27 de enero de 2014

IDEAS

Tengo unas ideas dando vueltas desde que emprendí este viaje. Estas ideas se encuentran en un mismo lugar y son las montañas.
Lo insignificantes que somos es un misterio que contemplo desde mi soledad. Algunas veces resulta que alguien más está con su soledad casi a la par mía y entonces ahí, es cuando un buen momento sucede. Nos deberíamos ocupar más a menudo de que sucedan esos “buenos momentos” que traen personas, historias, cambios, a nuestras vidas. 
Yo creo que cuando observamos con atención, ocurre lo inesperado. He aprendido que estar atento no es ir midiendo, ni estar en guardia. Por el contrario, siento que pongo atención cuando la mente está en calma y me sorprendo con la boca abierta, mirando los inmensos Andes.
O me doy cuenta que ya estoy tiritando de frío de estar estática, sentada sobre esa roca, en la cima de la montaña.
O cuando miro la hora y compruebo que ha pasado más tiempo del pensado, con ese extraño que acabo de conocer.
O cuando tomo registro de lo liviano que se ha puesto mi cuerpo, al estar observando el ir y venir del agua, en un lago o el mar.
He aprendido que en momentos así, fue cuando estuve atenta y lo imprevisto sucedió. Y fue un buen momento.
Hace unos años las montañas vienen contándome algo. Y mientras recreo la vista observándolas, el Sol cambia de lugar, las nubes se forman en el cielo, mi cabello va y viene de un lado a otro, movido por el viento.
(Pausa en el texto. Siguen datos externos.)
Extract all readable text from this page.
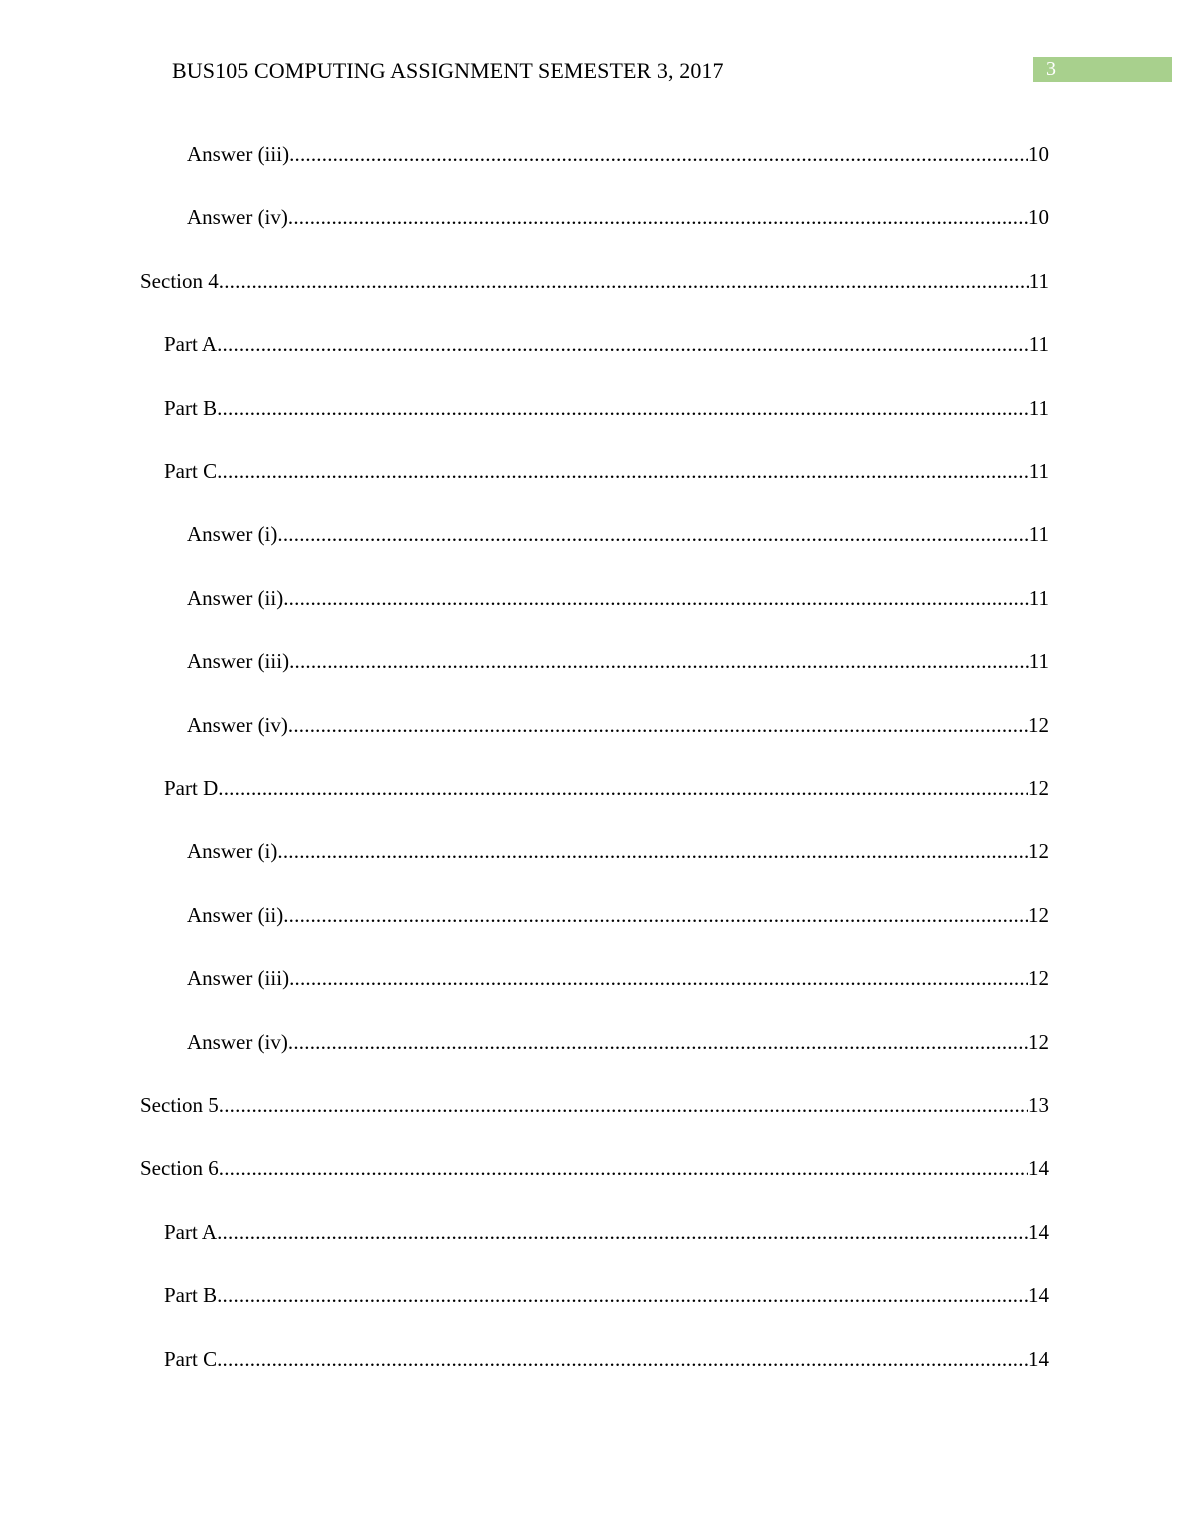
BUS105 COMPUTING ASSIGNMENT SEMESTER 3, 2017	3
Answer (iii) .....	10
Answer (iv) .....	10
Section 4 .....	11
Part A .....	11
Part B .....	11
Part C .....	11
Answer (i) .....	11
Answer (ii) .....	11
Answer (iii) .....	11
Answer (iv) .....	12
Part D .....	12
Answer (i) .....	12
Answer (ii) .....	12
Answer (iii) .....	12
Answer (iv) .....	12
Section 5 .....	13
Section 6 .....	14
Part A .....	14
Part B .....	14
Part C .....	14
Y entonces creo que lo que cuentan las montañas es el tiempo. Quizá esto sea más que obvio, pero hoy realmente lo entiendo. Y hasta puedo sentir como el pasado queda atrás. Esta acción de soltar lo que ya no es presente, que tanto me cuesta.
Mirando ahora este lago y el viento que empuja su agua hacia la orilla, es autentica la sensación de presente. No es más que esto ahora mismo, y está bien.
Y las montañas me hablan del tiempo.
Escucho.
Atenta.
Aprendí que el camino soy yo, que él espera por mí. Hoy aprendo que yo soy mi propio tiempo. Y siento este pensamiento tan autentico como este presente maravillosamente azul, como el agua de este lago, y calmo, como las montañas que están detrás. Gentil, como el viento que da sobre mi cara, y eterno, como el vuelo de un ave que está más allá.
Y cuando me estaba yendo pedí un deseo: que sea posible, pensé. Y de inmediato obtuve una respuesta, como el eco que rebota en las paredes imponentes del Cañón de Talampaya. Ese eco tan sólo me dijo: está en tus manos. Haz que suceda.


14 de enero de 2014

VALE LA PENA

Cuando empiezo un viaje, cualquiera que sea, tengo la necesidad de convertirlo en un antes y un después. Hacerlo que valga la pena, empezar con esa certeza, sin saber lo que pueda suceder en él. 
Un viaje siempre vale la pena.
No necesito cortar rutinas para emprender un viaje. Lo organizo cuando tengo la llamada interior de salir de donde estoy para llegar a otro lugar. Y es más difícil cuando irse no es una idea muy clara, pero al mismo tiempo el verbo "viajar" llena de esperanza los días.
Pero no está mal irse, no es peligroso. Debe poder más el misterio de conocer lo que se transforma en un viaje. Así debe ser. No porque esté escrito en algún manual, sino porque al fin y al cabo, es lo que nos hace bien: la transformación. 
Transformar los edificios en campo abierto o viceversa, para el que viene a una ciudad. Transformar un día igual a otro, en la sorpresa del destino, sin plan, como lo que es.
Una vez escribí una pregunta: ¿Quién se anima a viajar en soledad? Y respondiéndola me sentí la viajera más afortunada por la valentía de encontrarme como respuesta. La soledad, aprendí, es lo primero que se transforma en un viaje. En formas, colores, sonidos, personas.
Hay destino, pero también hay elección. Aunque quizá es todo parte de lo mismo. 

Cuando empiezo un viaje, cualquiera que sea, tengo la certeza de que vale la pena.
Y sabiendo que todo se transforma, ya no creo que lo que ocurra luego de un viaje, tenga algo que ver con lo que usualmente llamamos "volver".